The conversation careened for a while, with me being called various names and being accused several times of failing to behave in a seemly fashion (a.k.a. one resulting in wedding vows and procreation). I participated only to needle her, and when the dust settled back on the barroom floor, I was standing on Lucinda Skaggs’s front porch. The paint was bubbling off the trim like crocodile skin and the screen was rusted, but behind me the grass was trimmed, the flower beds were bright with annuals, and the vegetable garden in the side yard was weedless and neatly mulched.
“Hey, Arly,” Buster said as he opened the door. “What can I do for you?” He was a small but muscular man with short gray hair and a face that sagged whenever his smile slipped. He was regarding me curiously, but without hostility.
I could have saved time by asking him if he’d murdered his wife, but it seemed less than neighborly. “Do you mind if I visit for a minute?”
“Sure, come on in.” He pulled the door back and gestured at me. “You’ll have to forgive the mess. Lucinda’s been gone a couple of weeks, and I’m not much of a housekeeper.”
With the exception of a newspaper and a beer can on the floor, the living room was immaculate. The throw pillows on the sofa were as smooth and plump as marshmallows, the arrangement of wildflowers was centered on the coffee table, the carpet still rippled from the vacuum cleaner. No magazines or books were in view, and unlike most living rooms in Maggody, no television set dominated the decor. On one wall an embroidered sampler declared that this was home, sweet home. Another hypothesized that a bird in the hand was worth two in the bush, and a third, ringed with coy pink storks, proclaimed that Shelley Belinda Skaggs had weighed seven pounds two ounces on November third, 1975.
“Lucinda’s hobby,” Buster said as I leaned forward to feign admiration for the tiny stitches. “She says that it relaxes her, and that the devil finds work for idle hands.”
“They’re very nice,” I murmured. I sat down on the sofa and declined iced tea, coffee, and a beer. “I understand Lucinda’s visiting her sister.”
He gave me a wary look, but I chalked it up to the inanity of my remark. “Yeah, she’s strong on family ties.

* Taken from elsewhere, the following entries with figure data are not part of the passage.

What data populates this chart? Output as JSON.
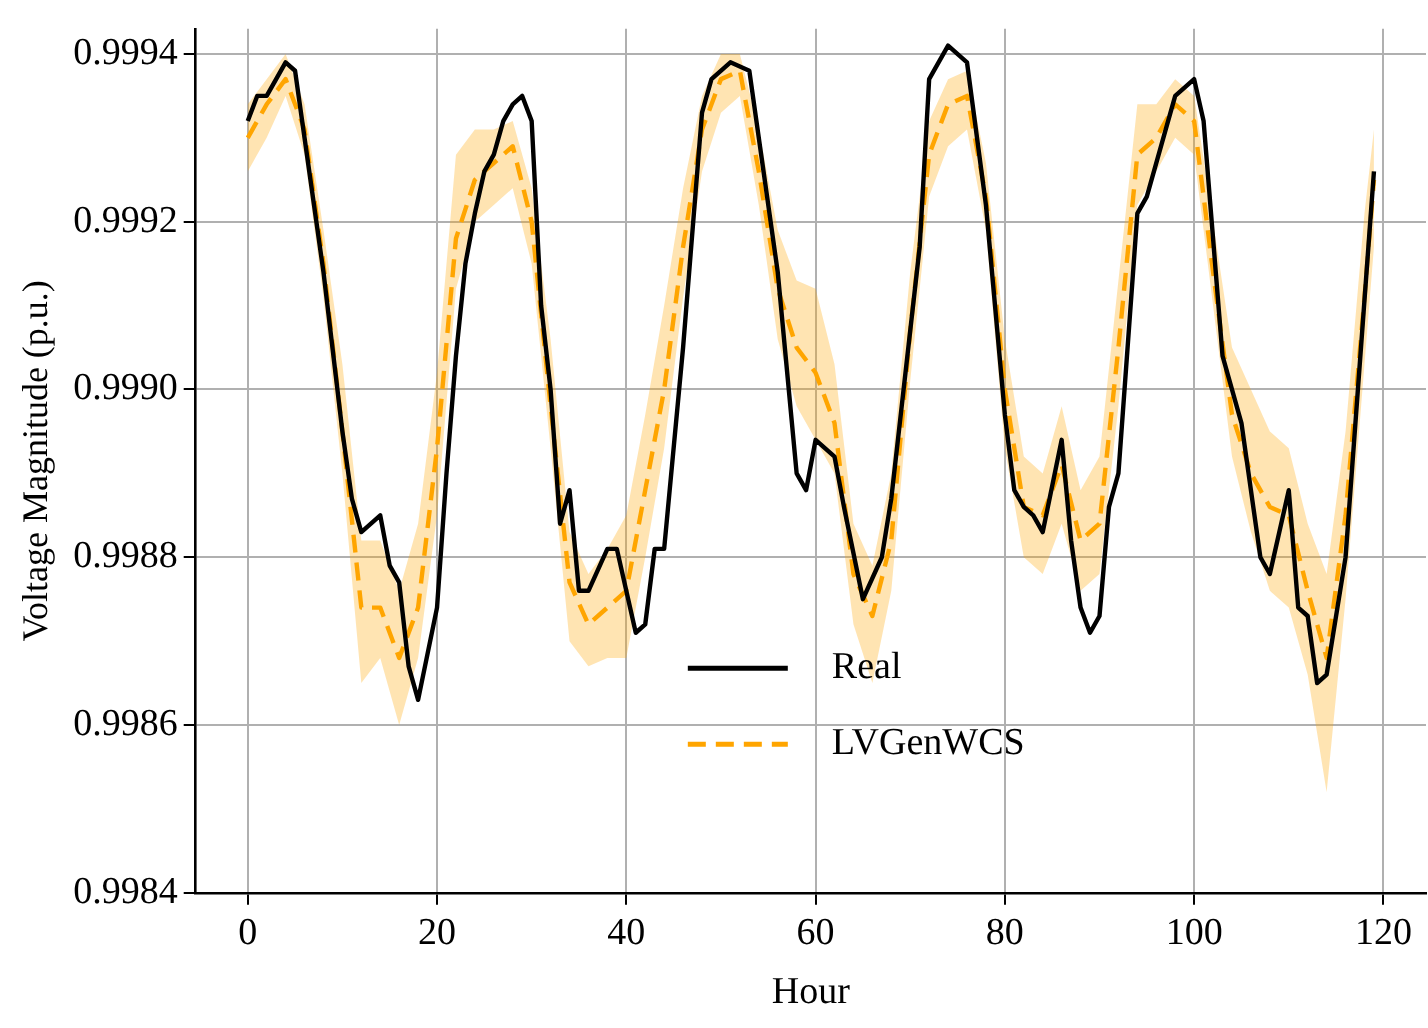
{
  "chart_data": {
    "type": "line",
    "xlabel": "Hour",
    "ylabel": "Voltage Magnitude (p.u.)",
    "xlim": [
      -5.5,
      124.5
    ],
    "ylim": [
      0.9984,
      0.99943
    ],
    "xticks": [
      0,
      20,
      40,
      60,
      80,
      100,
      120
    ],
    "yticks": [
      {
        "value": 0.9984,
        "label": "0.9984"
      },
      {
        "value": 0.9986,
        "label": "0.9986"
      },
      {
        "value": 0.9988,
        "label": "0.9988"
      },
      {
        "value": 0.999,
        "label": "0.9990"
      },
      {
        "value": 0.9992,
        "label": "0.9992"
      },
      {
        "value": 0.9994,
        "label": "0.9994"
      }
    ],
    "grid": true,
    "legend": "bottom",
    "series": [
      {
        "name": "Real",
        "color": "#000000",
        "line_style": "solid",
        "x": [
          0,
          1,
          2,
          3,
          4,
          5,
          6,
          8,
          10,
          11,
          12,
          14,
          15,
          16,
          17,
          18,
          20,
          21,
          22,
          23,
          24,
          25,
          26,
          27,
          28,
          29,
          30,
          31,
          32,
          33,
          34,
          35,
          36,
          38,
          39,
          41,
          42,
          43,
          44,
          46,
          48,
          49,
          51,
          53,
          56,
          58,
          59,
          60,
          62,
          63,
          65,
          67,
          68,
          71,
          72,
          74,
          76,
          78,
          80,
          81,
          82,
          83,
          84,
          86,
          87,
          88,
          89,
          90,
          91,
          92,
          94,
          95,
          97,
          98,
          100,
          101,
          103,
          105,
          107,
          108,
          110,
          111,
          112,
          113,
          114,
          116,
          119
        ],
        "values": [
          0.99932,
          0.99935,
          0.99935,
          0.99937,
          0.99939,
          0.99938,
          0.9993,
          0.99914,
          0.99895,
          0.99887,
          0.99883,
          0.99885,
          0.99879,
          0.99877,
          0.99867,
          0.99863,
          0.99874,
          0.9989,
          0.99904,
          0.99915,
          0.99921,
          0.99926,
          0.99928,
          0.99932,
          0.99934,
          0.99935,
          0.99932,
          0.9991,
          0.999,
          0.99884,
          0.99888,
          0.99876,
          0.99876,
          0.99881,
          0.99881,
          0.99871,
          0.99872,
          0.99881,
          0.99881,
          0.99905,
          0.99933,
          0.99937,
          0.99939,
          0.99938,
          0.99914,
          0.9989,
          0.99888,
          0.99894,
          0.99892,
          0.99886,
          0.99875,
          0.9988,
          0.99887,
          0.99917,
          0.99937,
          0.99941,
          0.99939,
          0.99922,
          0.99897,
          0.99888,
          0.99886,
          0.99885,
          0.99883,
          0.99894,
          0.99882,
          0.99874,
          0.99871,
          0.99873,
          0.99886,
          0.9989,
          0.99921,
          0.99923,
          0.99931,
          0.99935,
          0.99937,
          0.99932,
          0.99904,
          0.99896,
          0.9988,
          0.99878,
          0.99888,
          0.99874,
          0.99873,
          0.99865,
          0.99866,
          0.9988,
          0.99926
        ]
      },
      {
        "name": "LVGenWCS",
        "color": "#ffa500",
        "line_style": "dashed",
        "x": [
          0,
          2,
          4,
          6,
          8,
          10,
          12,
          14,
          16,
          18,
          20,
          22,
          24,
          26,
          28,
          30,
          32,
          34,
          36,
          38,
          40,
          42,
          44,
          46,
          48,
          50,
          52,
          54,
          56,
          58,
          60,
          62,
          64,
          66,
          68,
          70,
          72,
          74,
          76,
          78,
          80,
          82,
          84,
          86,
          88,
          90,
          92,
          94,
          96,
          98,
          100,
          102,
          104,
          106,
          108,
          110,
          112,
          114,
          116,
          118,
          119
        ],
        "values": [
          0.9993,
          0.99934,
          0.99937,
          0.99931,
          0.99915,
          0.99895,
          0.99874,
          0.99874,
          0.99868,
          0.99874,
          0.99893,
          0.99918,
          0.99925,
          0.99927,
          0.99929,
          0.9992,
          0.99898,
          0.99877,
          0.99872,
          0.99874,
          0.99876,
          0.99888,
          0.999,
          0.99917,
          0.99931,
          0.99937,
          0.99938,
          0.99926,
          0.99912,
          0.99905,
          0.99902,
          0.99896,
          0.99878,
          0.99873,
          0.99882,
          0.99907,
          0.99928,
          0.99934,
          0.99935,
          0.99923,
          0.999,
          0.99886,
          0.99885,
          0.99891,
          0.99882,
          0.99884,
          0.99905,
          0.99928,
          0.9993,
          0.99934,
          0.99932,
          0.99914,
          0.99897,
          0.9989,
          0.99886,
          0.99885,
          0.99876,
          0.99868,
          0.99885,
          0.99911,
          0.99925
        ],
        "lower": [
          0.99926,
          0.9993,
          0.99935,
          0.99928,
          0.99911,
          0.9989,
          0.99865,
          0.99868,
          0.9986,
          0.99868,
          0.99885,
          0.99912,
          0.9992,
          0.99922,
          0.99924,
          0.99915,
          0.99893,
          0.9987,
          0.99867,
          0.99868,
          0.99868,
          0.9988,
          0.99893,
          0.99911,
          0.99926,
          0.99933,
          0.99935,
          0.99922,
          0.99906,
          0.99898,
          0.99894,
          0.9989,
          0.99872,
          0.99865,
          0.99876,
          0.99901,
          0.99923,
          0.99929,
          0.99931,
          0.99919,
          0.99893,
          0.9988,
          0.99878,
          0.99884,
          0.99876,
          0.99878,
          0.99898,
          0.99922,
          0.99926,
          0.9993,
          0.99928,
          0.9991,
          0.99892,
          0.99883,
          0.99876,
          0.99874,
          0.99866,
          0.99852,
          0.99875,
          0.99903,
          0.99917
        ],
        "upper": [
          0.99934,
          0.99937,
          0.9994,
          0.99934,
          0.99919,
          0.99903,
          0.99882,
          0.99882,
          0.99876,
          0.99884,
          0.99902,
          0.99928,
          0.99931,
          0.99931,
          0.99932,
          0.99924,
          0.99906,
          0.99883,
          0.99878,
          0.99881,
          0.99885,
          0.99897,
          0.9991,
          0.99924,
          0.99935,
          0.9994,
          0.9994,
          0.99931,
          0.99919,
          0.99913,
          0.99912,
          0.99903,
          0.99884,
          0.99879,
          0.9989,
          0.99914,
          0.99932,
          0.99937,
          0.99938,
          0.99927,
          0.99906,
          0.99892,
          0.9989,
          0.99898,
          0.99888,
          0.99892,
          0.99913,
          0.99934,
          0.99934,
          0.99937,
          0.99935,
          0.9992,
          0.99905,
          0.999,
          0.99895,
          0.99893,
          0.99884,
          0.99878,
          0.99895,
          0.99921,
          0.99931
        ]
      }
    ]
  }
}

There’s a sampler in the kitchen that says, ‘The family that prays together stays together.’ I guess she and her sister have been on their knees going on two weeks now.”
“I don’t think I’ve seen Shelley around town in a while. Did she go with her mother?”
“Not hardly,” he said with a brittle laugh. “Shelley took off a couple of weeks ago. I keep thinking we’ll get a call from her, but we haven’t had so much as a postcard.”
“Took off?”
He shrugged, but he didn’t sound at all casual as he said, “Ran away is more like it, I suppose. She and Lucinda had an argument, and the next morning there was a note on the kitchen table. According to Lucinda, the acorn can’t stray far from the oak, but she may be wrong this time.”
I glanced at the sampler behind me and did a bit of calculation. “Shelley’s a minor. Have you notified the police in the nearby towns and the state police?”
“I wanted to, but Lucinda kept saying good riddance to bad rubbish. She was real upset with Shelley for coming home late one night and called her a slut and a lot of other nasty names. She’s always been real stern with Shelley, even when she was nothing but a little girl in pigtails. When Lucinda wasn’t whipping her, she was making her sit in a corner in her room and embroider quotations from the Bible. I can’t tell you how many times I’ve heard Lucinda say—” He broke off and covered his face with his hands.
It was not a challenge to complete his sentence: Spare the rod and spoil the child. I barely knew Lucinda Skaggs, but I was increasingly aware of how much I disliked her. She seemed to live from cliche to cliche, and I suspected she would have some piercing ones for yours truly.
I waited until Buster wiped his eyes and attempted to smile. “I’ll call the state police and alert them about Shelley. While you make a list of the names and addresses of your family and friends, I need to look through her things to see if I can find any leads. Also, we’ll need a recent photograph.”
Buster nodded and took me to Shelley’s bedroom. It was as stark as the living room, with dreary beige walls, a matching bedspread, a bare lightbulb in the middle of the ceiling, and only the basic pieces of furniture. A brush and comb were aligned on the dresser. The drawers contained a meager amount of folded underthings, sweaters, and T-shirts. In the closet, skirts and blouses were separated and hung neatly; had it been plausible, I was sure they would have been alphabetized. There were no boxes on the shelf, no notebooks or diaries in the drawers, no letters hidden under the mattress. The only splash of color came from a braided rug on the hardwood floor. The room, I concluded, could have passed inspection in a convent. Handily.